Tech-stock dividends are “getting more attention now because of Meta and Google and the other high-profile companies that initiated dividends this year. But it’s a trend that’s been pretty long in place in the tech world,” says Thomas Huber, portfolio manager of T. Rowe Price Dividend Growth. Huber notes that Microsoft started paying dividends in 2003 and that Apple reinstated one in 2012.
If a high dividend yield is your priority, you’ll find some suitable tech stocks, but not many. The sector yields an average 0.65 percent, the lowest yield of all 11 sectors of the S&P 500. Instead, technology dividend payers are more aligned with investors looking for a reasonable yield but with a focus on growth—in earnings, cash flow and dividends.

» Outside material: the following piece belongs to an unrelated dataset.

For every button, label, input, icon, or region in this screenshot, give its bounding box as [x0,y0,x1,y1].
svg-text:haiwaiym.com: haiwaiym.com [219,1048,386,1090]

Look for a payout that’s well covered. A low payout ratio (the percentage of earnings paid out in dividends) is an indication that a company has the wherewithal to cover its distribution. “I’d say 20 percent to 25 percent is a reasonable level,” says Huber, who notes that Alphabet and Meta initiated dividends with a super-low payout ratio of approximately 10 percent. (The S&P 500 has a payout ratio of 35 percent, and the long-term average is more than 40 percent.) In the tech world, says Huber, “payout ratios tend to start small. If you’re an investor, you can benefit from growth in earnings and cash flow, but also over time, in the payout ratio. It’s a supercharged level of growth.”
But tech stocks that pay dividends offer some unique portfolio diversification attributes that both income investors and tech-stock fans might appreciate. Dividend investors knee-deep in utilities, financials or real estate, for example, might want to balance out their sector exposure, while some tech investors might prefer the cushion of a dividend in an often-volatile corner of the market.
“Dividend increases are a key indicator of management telling you they have confidence going forward—it’s a prudent way to engage with tech for dividend-oriented folks. It’s also a lower-volatility approach to tech for someone not focusing on dividend growth in other parts of their portfolio,” says Simeon Hyman, global investment strategist at asset manager ProShares.